Solved rsh

Don't worry about it. I'm almost 20 years further than you and I'm still learning new things.


There's typically only a few options you need know for 90% of the time. Nobody knows all options and what they do from the top of their head. That's what man pages are for.
Yeah, as a beginner it's probably best to start with a high quality tutorial that goes through all the steps. Luckily FreeBSD is Unix so many guides for all kinds of other Unix-OSes work with minor or no changes.
 
There is one problem though. Eventhough rcp and rsh were replaced by scp and ssh, you can not use any of them in a cisco router for example. Of course and there are workarounds such as expect and sshpass but still rsh and rcp were by far faster, better and simpler to use in a secured LAN. One can argue about security and all that in your own secured and controlled LAN but still, it is too much security and CPU overload for absolutely nothing to gain for environments that are already secured. There should have been an optional package to be able to still use the old native rcp and rsh.
 
Eventhough scp and ssh were replaced by rcp and rsh
It's the other way around.

you can not use any of them in a cisco router for example.
Only on equipment that should have been decommissioned a long time ago. Cisco has supported SSH for quite some time now.

 
It's the other way around.


Only on equipment that should have been decommissioned a long time ago. Cisco has supported SSH for quite some time now.


Yes ty it was the other way, already edited and corrected.

It supported it for many years but all those years never fully like in any other *nix box.
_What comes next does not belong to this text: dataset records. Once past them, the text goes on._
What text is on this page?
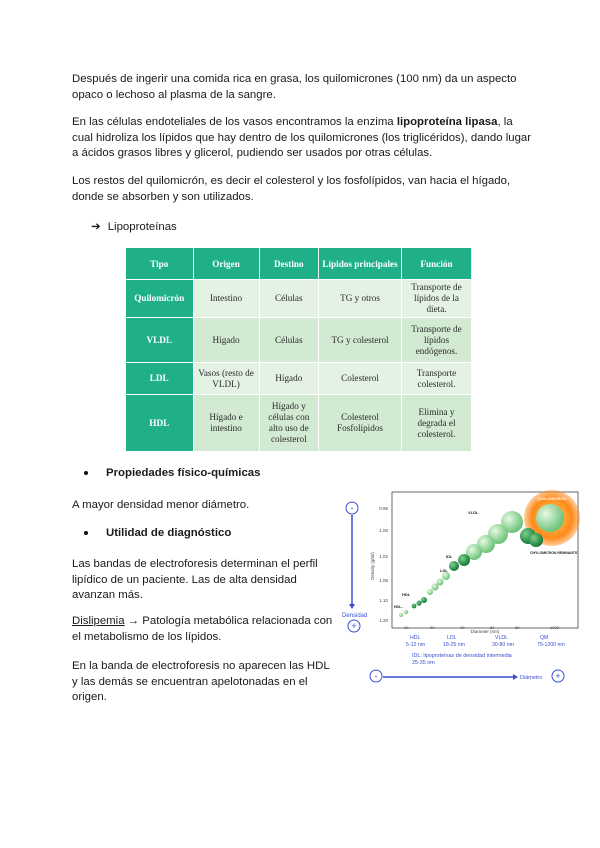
Después de ingerir una comida rica en grasa, los quilomicrones (100 nm) da un aspecto opaco o lechoso al plasma de la sangre.

En las células endoteliales de los vasos encontramos la enzima lipoproteína lipasa, la cual hidroliza los lípidos que hay dentro de los quilomicrones (los triglicéridos), dando lugar a ácidos grasos libres y glicerol, pudiendo ser usados por otras células.

Los restos del quilomicrón, es decir el colesterol y los fosfolípidos, van hacia el hígado, donde se absorben y son utilizados.

➔ Lipoproteínas
Tipo	Origen	Destino	Lípidos principales	Función
Quilomicrón	Intestino	Células	TG y otros	Transporte de lípidos de la dieta.
VLDL	Hígado	Células	TG y colesterol	Transporte de lípidos endógenos.
LDL	Vasos (resto de VLDL)	Hígado	Colesterol	Transporte colesterol.
HDL	Hígado e intestino	Hígado y células con alto uso de colesterol	Colesterol Fosfolípidos	Elimina y degrada el colesterol.
Propiedades físico-químicas

A mayor densidad menor diámetro.

Utilidad de diagnóstico

Las bandas de electroforesis determinan el perfil lipídico de un paciente. Las de alta densidad avanzan más.

Dislipemia → Patología metabólica relacionada con el metabolismo de los lípidos.

En la banda de electroforesis no aparecen las HDL y las demás se encuentran apelotonadas en el origen.

-
Densidad
+
Density (g/ml)
Diameter (nm)
0.95
1.00
1.02
1.06
1.10
1.20
10	20	40	60	80	1000
QUILOMICRÓN
VLDL
CHYLOMICRON REMNANTS
IDL
LDL
HDL
HDL₂
HDL
5-12 nm
LDL
18-25 nm
VLDL
30-80 nm
QM
75-1200 nm
IDL: lipoproteínas de densidad intermedia
25-35 nm
-	Diámetro +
For example, how do you add a trusted key in all cisco devices to directly execute and receive a command? Unless they have changed something the past couple of years, you can't do it without extra apps. It is something you could do with rsh.
 
For example, how do you add a trusted key in all cisco devices to directly execute and receive a command? Unless they have changed something the past couple of years, you can't do it without extra apps.
 
Still, so much trouble and CPU overhead for nothing in a secured network.
A lot of high profile hacks have been done by insiders. You have a lot more to fear from your own employees. They don't need to find a way inside, they're already there.
 
A lot of high profile hacks have been done by insiders. You have a lot more to fear from your own employees. They don't need to find a way inside, they're already there.
Of course and they have. I am well aware of that "inside" danger story. There are quite a few other examples also of very trustworthy people as I am sure you know already. This is actually the majority of them. So basicaly what you say by "they're already there" is "trust no one"? Of course and they are not here. If we open such a discution though, it will no longer be a network convertation but rather a philosophical and humanitarian one. :)
 
Just for the record, after enabling a ssh in a modern average cisco router (ISR4331/K9) and simply logging in using ssh with RSA 2048 key, the CPU jumped to 30%!!! That is without executing any commands at all, just logging in. Doing the same exactly thing but using rsh from a VERY trusted IP of course, it didn't even show any CPU usage at all (same router). For me, the importance of rsh and rcp for such limited CPU devices is still important.